I’ve never been a super “religious” person, maybe because I went to a Catholic school full of repressed nuns and fanatic Catholic parents. And I say “religious” in quotes because you don’t have to punch yourself in the chest and preach in order to practice and be a GOOD person.
I have several close relatives that are big believers, big prayers, my parents including. Mostly older relatives that grew up that way. I guess the Church has lost some followers after years of oppression and hypocrisy.
So when something good happens to me I always use the word “lucky”. I don’t feel like after being so distant from the church that I have the right to say “blessed”. I feel like I have to pay my quota of prayers, church visits, eye rolls, communion, chest punches, etc to be able to claim I’m blessed. But after having this candid conversation with my aunt and father in-law, both strong believers, they told me, God is there, always. He doesn’t expect anything from you. He’s ready for when you’re ready to show up. And I honestly cannot ignore that I do feel his presence. I’m not that cynical.

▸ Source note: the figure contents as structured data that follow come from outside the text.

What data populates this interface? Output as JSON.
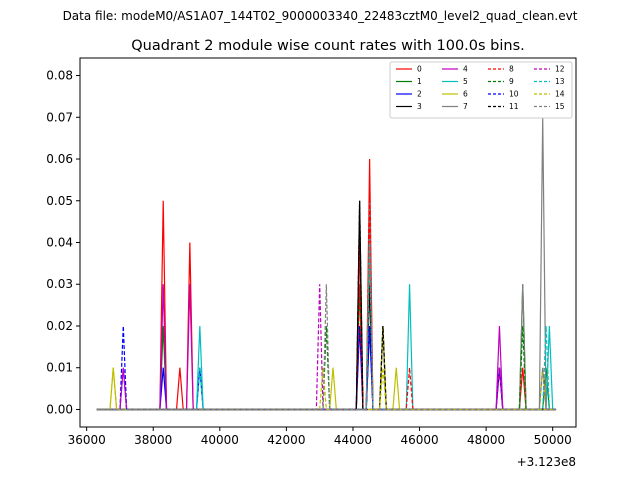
{
  "suptitle": "Data file: modeM0/AS1A07_144T02_9000003340_22483cztM0_level2_quad_clean.evt",
  "chart_data": {
    "type": "line",
    "title": "Quadrant 2 module wise count rates with 100.0s bins.",
    "xlabel": "",
    "ylabel": "",
    "x_offset_label": "+3.123e8",
    "xlim": [
      35800,
      50700
    ],
    "ylim": [
      -0.0042,
      0.0842
    ],
    "x_ticks": [
      36000,
      38000,
      40000,
      42000,
      44000,
      46000,
      48000,
      50000
    ],
    "x_tick_labels": [
      "36000",
      "38000",
      "40000",
      "42000",
      "44000",
      "46000",
      "48000",
      "50000"
    ],
    "y_ticks": [
      0.0,
      0.01,
      0.02,
      0.03,
      0.04,
      0.05,
      0.06,
      0.07,
      0.08
    ],
    "y_tick_labels": [
      "0.00",
      "0.01",
      "0.02",
      "0.03",
      "0.04",
      "0.05",
      "0.06",
      "0.07",
      "0.08"
    ],
    "grid": false,
    "legend_position": "top-right",
    "x_range": [
      36300,
      50100
    ],
    "bin_width": 100,
    "series": [
      {
        "name": "0",
        "color": "#ff0000",
        "dashed": false,
        "peaks": [
          [
            38300,
            0.05
          ],
          [
            39100,
            0.04
          ],
          [
            38800,
            0.01
          ],
          [
            44200,
            0.04
          ],
          [
            44500,
            0.06
          ],
          [
            48400,
            0.01
          ],
          [
            49100,
            0.01
          ]
        ]
      },
      {
        "name": "1",
        "color": "#008000",
        "dashed": false,
        "peaks": [
          [
            38300,
            0.02
          ],
          [
            44200,
            0.03
          ],
          [
            44500,
            0.04
          ],
          [
            49100,
            0.03
          ],
          [
            49800,
            0.01
          ]
        ]
      },
      {
        "name": "2",
        "color": "#0000ff",
        "dashed": false,
        "peaks": [
          [
            38300,
            0.01
          ],
          [
            39400,
            0.01
          ],
          [
            44200,
            0.02
          ],
          [
            44500,
            0.02
          ],
          [
            48400,
            0.01
          ]
        ]
      },
      {
        "name": "3",
        "color": "#000000",
        "dashed": false,
        "peaks": [
          [
            44200,
            0.05
          ],
          [
            44500,
            0.03
          ],
          [
            44900,
            0.02
          ]
        ]
      },
      {
        "name": "4",
        "color": "#bf00bf",
        "dashed": false,
        "peaks": [
          [
            38300,
            0.03
          ],
          [
            39100,
            0.03
          ],
          [
            37100,
            0.01
          ],
          [
            48400,
            0.02
          ]
        ]
      },
      {
        "name": "5",
        "color": "#00bfbf",
        "dashed": false,
        "peaks": [
          [
            39400,
            0.02
          ],
          [
            45700,
            0.03
          ],
          [
            49900,
            0.02
          ]
        ]
      },
      {
        "name": "6",
        "color": "#bfbf00",
        "dashed": false,
        "peaks": [
          [
            36800,
            0.01
          ],
          [
            43400,
            0.01
          ],
          [
            44900,
            0.02
          ],
          [
            45300,
            0.01
          ],
          [
            49700,
            0.01
          ]
        ]
      },
      {
        "name": "7",
        "color": "#808080",
        "dashed": false,
        "peaks": [
          [
            49700,
            0.07
          ],
          [
            49100,
            0.03
          ],
          [
            44500,
            0.05
          ]
        ]
      },
      {
        "name": "8",
        "color": "#ff0000",
        "dashed": true,
        "peaks": [
          [
            44200,
            0.03
          ],
          [
            44500,
            0.05
          ],
          [
            45700,
            0.01
          ]
        ]
      },
      {
        "name": "9",
        "color": "#008000",
        "dashed": true,
        "peaks": [
          [
            43200,
            0.02
          ],
          [
            44500,
            0.04
          ],
          [
            49100,
            0.02
          ]
        ]
      },
      {
        "name": "10",
        "color": "#0000ff",
        "dashed": true,
        "peaks": [
          [
            37100,
            0.02
          ],
          [
            44500,
            0.02
          ]
        ]
      },
      {
        "name": "11",
        "color": "#000000",
        "dashed": true,
        "peaks": [
          [
            44200,
            0.05
          ],
          [
            44900,
            0.02
          ]
        ]
      },
      {
        "name": "12",
        "color": "#bf00bf",
        "dashed": true,
        "peaks": [
          [
            43000,
            0.03
          ],
          [
            37100,
            0.01
          ],
          [
            48400,
            0.01
          ]
        ]
      },
      {
        "name": "13",
        "color": "#00bfbf",
        "dashed": true,
        "peaks": [
          [
            44500,
            0.04
          ],
          [
            49800,
            0.02
          ],
          [
            39400,
            0.01
          ]
        ]
      },
      {
        "name": "14",
        "color": "#bfbf00",
        "dashed": true,
        "peaks": [
          [
            36800,
            0.01
          ],
          [
            44900,
            0.01
          ],
          [
            43100,
            0.01
          ]
        ]
      },
      {
        "name": "15",
        "color": "#808080",
        "dashed": true,
        "peaks": [
          [
            43200,
            0.03
          ],
          [
            44500,
            0.04
          ],
          [
            49700,
            0.01
          ]
        ]
      }
    ]
  }
}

I’ve felt that along these whole ordeal, I’ve been guided by a force bigger than myself. Guiding me. That even though I was diagnosed with breast cancer, it was early stages. That even though I had a mastectomy, it was only one side. That even though I have to do chemo, it’s only 4 sessions just to lower my changes of recurrence down to 1%.
That’s BIG.
And so now, I reach out and say Thank you God for being next to me. I am blessed.
I’m blessed I was so persistent to go to the doctor and ask for a mammogram without ever feeling anything.

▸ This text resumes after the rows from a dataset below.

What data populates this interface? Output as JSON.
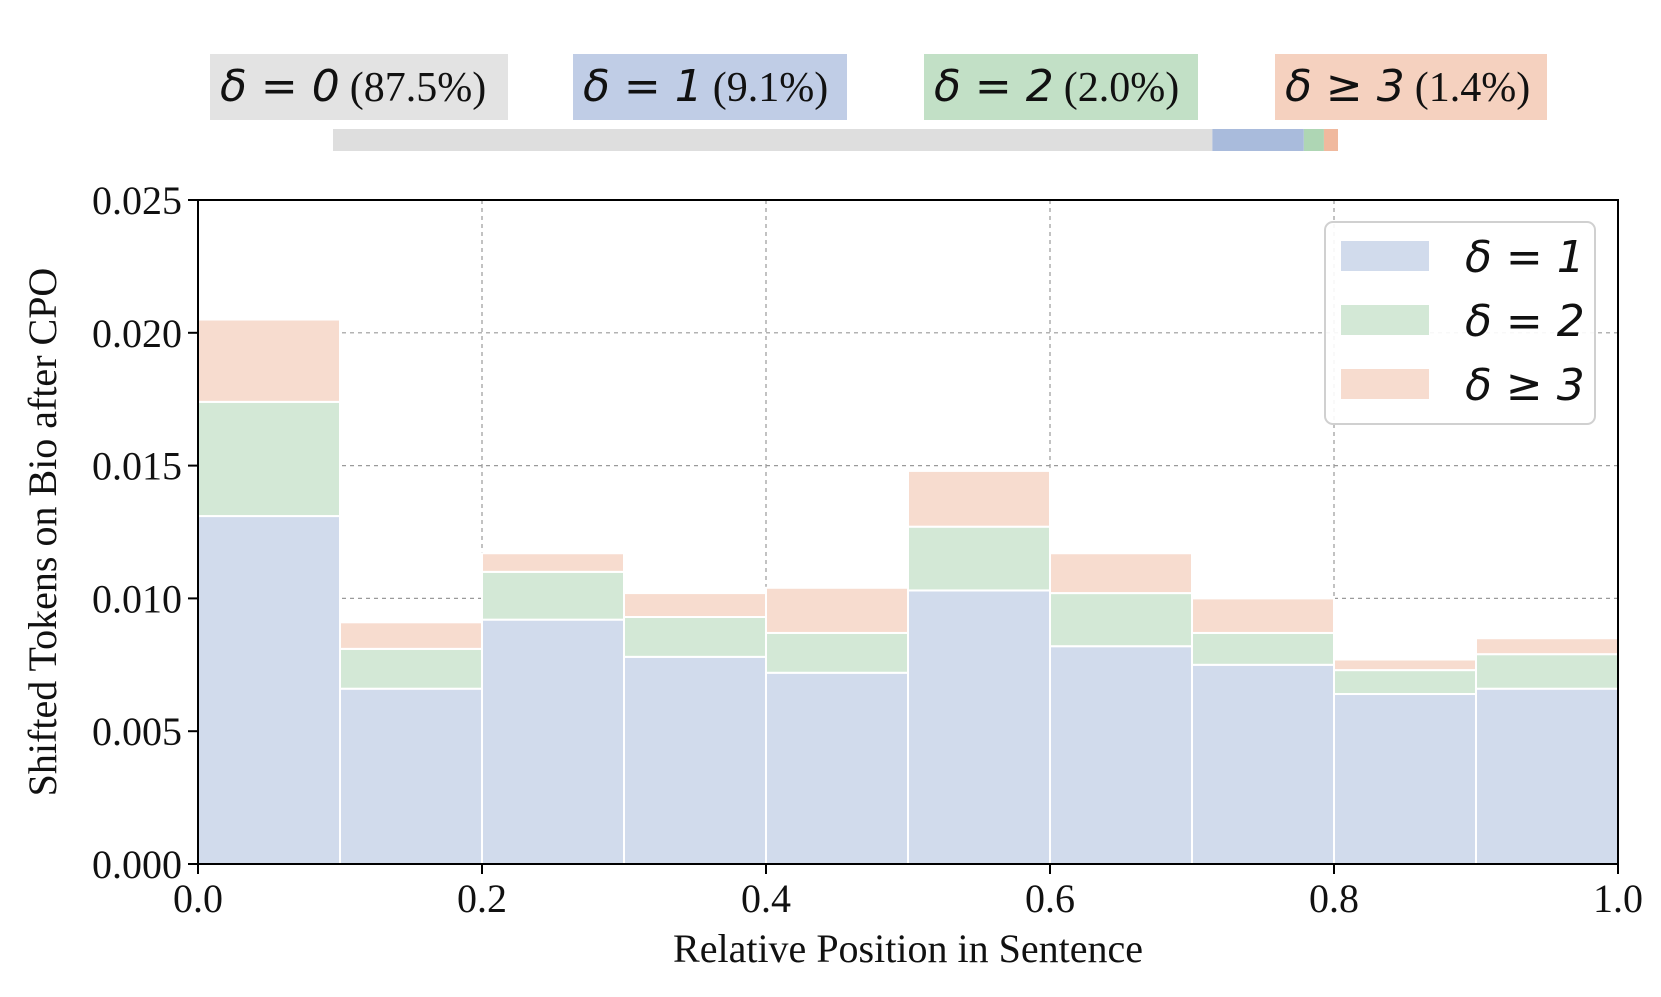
{
  "chart_data": {
    "type": "bar",
    "stacked": true,
    "histogram": true,
    "xlabel": "Relative Position in Sentence",
    "ylabel": "Shifted Tokens on Bio after CPO",
    "xlim": [
      0.0,
      1.0
    ],
    "ylim": [
      0.0,
      0.025
    ],
    "xticks": [
      "0.0",
      "0.2",
      "0.4",
      "0.6",
      "0.8",
      "1.0"
    ],
    "yticks": [
      "0.000",
      "0.005",
      "0.010",
      "0.015",
      "0.020",
      "0.025"
    ],
    "grid": true,
    "legend_position": "top-right",
    "bin_edges": [
      0.0,
      0.1,
      0.2,
      0.3,
      0.4,
      0.5,
      0.6,
      0.7,
      0.8,
      0.9,
      1.0
    ],
    "series": [
      {
        "name": "δ = 1",
        "color": "#d1dbec",
        "values": [
          0.0131,
          0.0066,
          0.0092,
          0.0078,
          0.0072,
          0.0103,
          0.0082,
          0.0075,
          0.0064,
          0.0066
        ]
      },
      {
        "name": "δ = 2",
        "color": "#d3e8d6",
        "values": [
          0.0043,
          0.0015,
          0.0018,
          0.0015,
          0.0015,
          0.0024,
          0.002,
          0.0012,
          0.0009,
          0.0013
        ]
      },
      {
        "name": "δ ≥ 3",
        "color": "#f7dccf",
        "values": [
          0.0031,
          0.001,
          0.0007,
          0.0009,
          0.0017,
          0.0021,
          0.0015,
          0.0013,
          0.0004,
          0.0006
        ]
      }
    ],
    "summary": [
      {
        "symbol": "δ = 0",
        "percent": "(87.5%)",
        "value": 87.5,
        "color": "#e3e3e3",
        "bar_color": "#dedede"
      },
      {
        "symbol": "δ = 1",
        "percent": "(9.1%)",
        "value": 9.1,
        "color": "#c0cde6",
        "bar_color": "#a9bbdc"
      },
      {
        "symbol": "δ = 2",
        "percent": "(2.0%)",
        "value": 2.0,
        "color": "#c2e0c6",
        "bar_color": "#aed6b4"
      },
      {
        "symbol": "δ ≥ 3",
        "percent": "(1.4%)",
        "value": 1.4,
        "color": "#f5d1bf",
        "bar_color": "#f0b99e"
      }
    ]
  }
}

I’m blessed I live in a city where we have one of the best hospitals in the US
I’m blessed for having a wonderful wife who is so loving, supportive and above all patient with my mood swings while still holding my hand strong everyday
I’m blessed for my parents, my in-laws, close and extended family members who have respected my need for privacy, and have prayed and prayed. I feel the love
I’m blessed for a job that has truly allowed me to take care of my health
I’m blessed for my dogs who are my couch companions, lick-getters, and have taken the new job of therapy dogs. I’m FURever grateful
And I have to say, I’m super blessed because otherwise we would be super broke, that we have the health insurance we have. This was been a huge blessing.